Nutrition alert: Here’s what a 100-gram serving of zucchini contains

Post At: Mar 15/2024 08:10PM

The zucchini, often relegated to a supporting role in summer side dishes, is a nutritional champion waiting to be discovered. Don’t be fooled by its unassuming appearance! This versatile veggie packs a surprising punch of vitamins, minerals, and essential nutrients.

Whether you’re a seasoned health enthusiast or simply looking to add variety to your diet, zucchini deserves a starring role on your plate. Ekta Singhwal, dietician, Ujala Cygnus Group of Hospitals helped us delve deep into the zucchini’s impressive nutritional profile, exploring the vitamins and minerals it offers, and its potential health benefits.

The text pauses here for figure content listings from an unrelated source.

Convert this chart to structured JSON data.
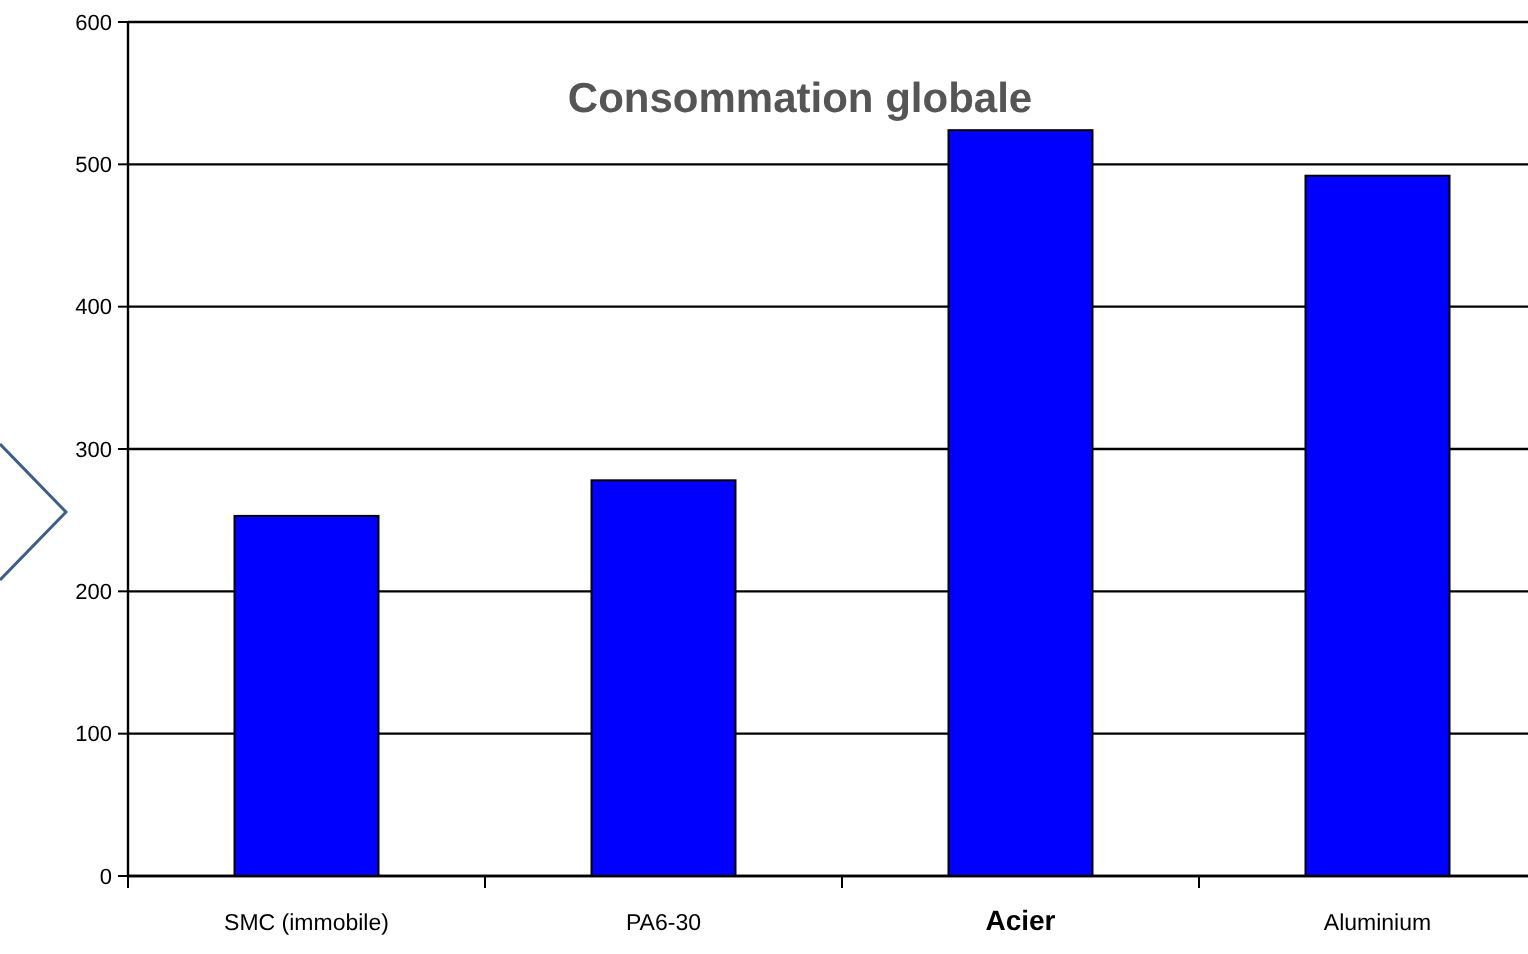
{
  "chart_data": {
    "type": "bar",
    "title": "Consommation globale",
    "categories": [
      "SMC (immobile)",
      "PA6-30",
      "Acier",
      "Aluminium"
    ],
    "values": [
      253,
      278,
      524,
      492
    ],
    "color": "#0000ff",
    "ylim": [
      0,
      600
    ],
    "yticks": [
      0,
      100,
      200,
      300,
      400,
      500,
      600
    ],
    "grid": "y"
  }
}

Nutritional Profile of Zucchini

– Calories: 17 kcal
– Carbohydrates: 3.11 grams
– Dietary Fibre: 1 gram
– Sugars: 1.7 grams
– Protein: 1.21 grams
– Fat: 0.32 grams
– Vitamin C
– Vitamin A
– Vitamin K
– Vitamin B-complex (including B1, B2, B3, and B6)
– Calcium
– Phosphorus
– Iron
– Potassium
– Magnesium
– Copper
– Manganese
– Antioxidants (including beta-carotene and lutein)

Zucchini is rich in antioxdants (Source: Freepik)

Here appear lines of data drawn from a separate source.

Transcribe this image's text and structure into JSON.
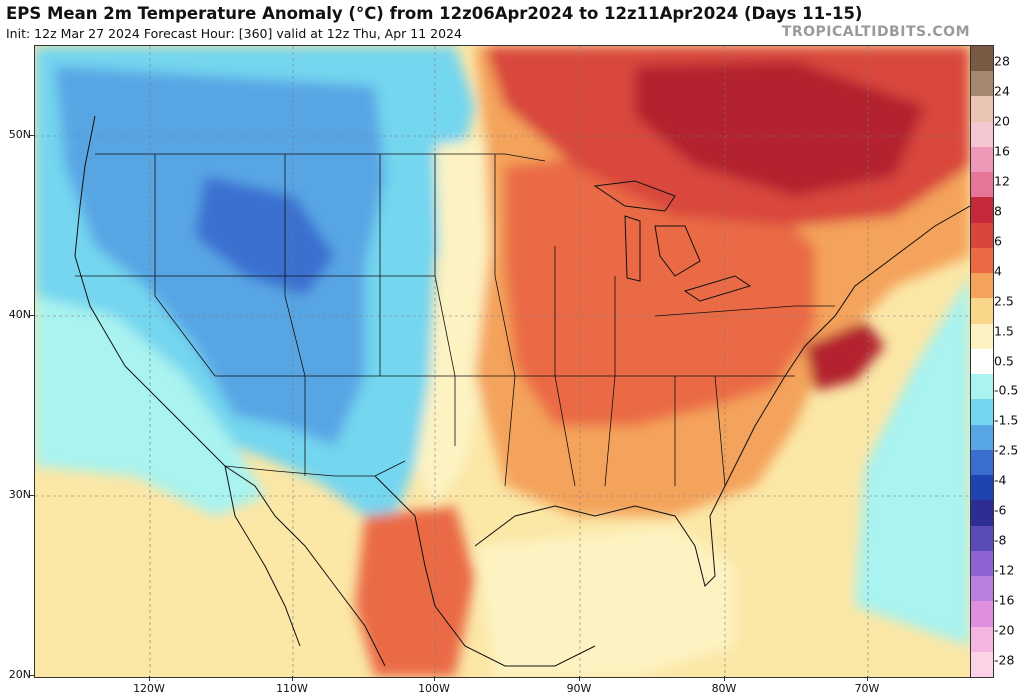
{
  "header": {
    "title": "EPS Mean 2m Temperature Anomaly (°C) from 12z06Apr2024 to 12z11Apr2024 (Days 11-15)",
    "subtitle": "Init: 12z Mar 27 2024   Forecast Hour: [360]   valid at 12z Thu, Apr 11 2024",
    "brand": "TROPICALTIDBITS.COM"
  },
  "axes": {
    "lat_labels": [
      "50N",
      "40N",
      "30N",
      "20N"
    ],
    "lon_labels": [
      "120W",
      "110W",
      "100W",
      "90W",
      "80W",
      "70W"
    ]
  },
  "colorbar": {
    "labels": [
      "28",
      "24",
      "20",
      "16",
      "12",
      "8",
      "6",
      "4",
      "2.5",
      "1.5",
      "0.5",
      "-0.5",
      "-1.5",
      "-2.5",
      "-4",
      "-6",
      "-8",
      "-12",
      "-16",
      "-20",
      "-28"
    ],
    "colors": [
      "#7a5a44",
      "#a8876f",
      "#e9c4b3",
      "#f4c7d0",
      "#ee99b8",
      "#e67598",
      "#c42a3a",
      "#d9463c",
      "#ea6a45",
      "#f4a35c",
      "#f9d78a",
      "#fdf3c2",
      "#ffffff",
      "#a9f3f0",
      "#74d6ef",
      "#58a5e4",
      "#3a6fd0",
      "#1f44b0",
      "#2c2e96",
      "#5a4cb8",
      "#8e64d3",
      "#b97fe0",
      "#e08fdf",
      "#f2b6e0",
      "#fbd2e6"
    ]
  },
  "map_legend_colors": {
    "strong_warm": "#b3242e",
    "warm": "#d9463c",
    "moderate_warm": "#ea6a45",
    "mild_warm": "#f4a35c",
    "slight_warm": "#f9d78a",
    "near_normal": "#fdf3c2",
    "slight_cool": "#a9f3f0",
    "cool": "#74d6ef",
    "moderate_cool": "#58a5e4",
    "strong_cool": "#3a6fd0"
  }
}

Health Benefits of Zucchini

– Weight Management: Zucchini is low in calories and high in water and fibre, making it a great addition to weight loss or weight management diets.

– Digestive Health: The fibre content in zucchini supports healthy digestion, prevents constipation, and promotes regular bowel movements.

– Eye Health: Zucchini is rich in vitamin A and antioxidants like lutein and zeaxanthin, which are beneficial for maintaining good vision and reducing the risk of age-related macular degeneration.

– Heart Health: The potassium content in zucchini helps regulate blood pressure, reducing the risk of heart disease and stroke.

– Anti-Inflammatory Properties: Zucchini contains antioxidants and anti-inflammatory compounds that may help reduce inflammation in the body, potentially lowering the risk of chronic diseases like heart disease and arthritis.

– Blood Sugar Control: The fibre and water content in zucchini can help regulate blood sugar levels, making it a suitable option for individuals with diabetes or those at risk of developing the condition.

Can Diabetics Consume Zucchini?

Zucchini is a low-glycemic vegetable that can be included in diabetic diets. Its fibre content helps stabilise blood sugar levels and its low carbohydrate and calorie content make it a suitable choice for managing diabetes, said Singhwal.

Is Zucchini Beneficial for Pregnant Women?

Zucchini can be beneficial for pregnant women as it provides essential nutrients like folate, which is important for fetal development, explained Singhwal. Its high water content also helps prevent dehydration, a common concern during pregnancy.

Is Zucchini Beneficial for Pregnant Women? (Source: Freepik)

Things to Keep in Mind

– Allergies: Some individuals may be allergic to zucchini, although it’s relatively rare.
– Sugar Content: Zucchini contains natural sugars, but in moderate amounts that are generally not a concern.
– Overconsumption: Eating too much zucchini can lead to digestive issues like bloating or gas due to its fibre content. Moderation is key.
– Medication Interactions: Individuals on specific medications should consult a doctor before incorporating large amounts of zucchini into their diet, as it may interact with certain medications.

Myths and Facts

– Myth: Zucchini can make you gain weight.
– Fact: Zucchini is low in calories and can actually aid in weight loss or weight management when included as part of a balanced diet.

– Myth: Zucchini can replace medication for certain health conditions.
– Fact: While zucchini is nutritious, it should not replace prescribed medications for managing medical conditions. It can complement a healthy lifestyle but is not a substitute for medical treatment.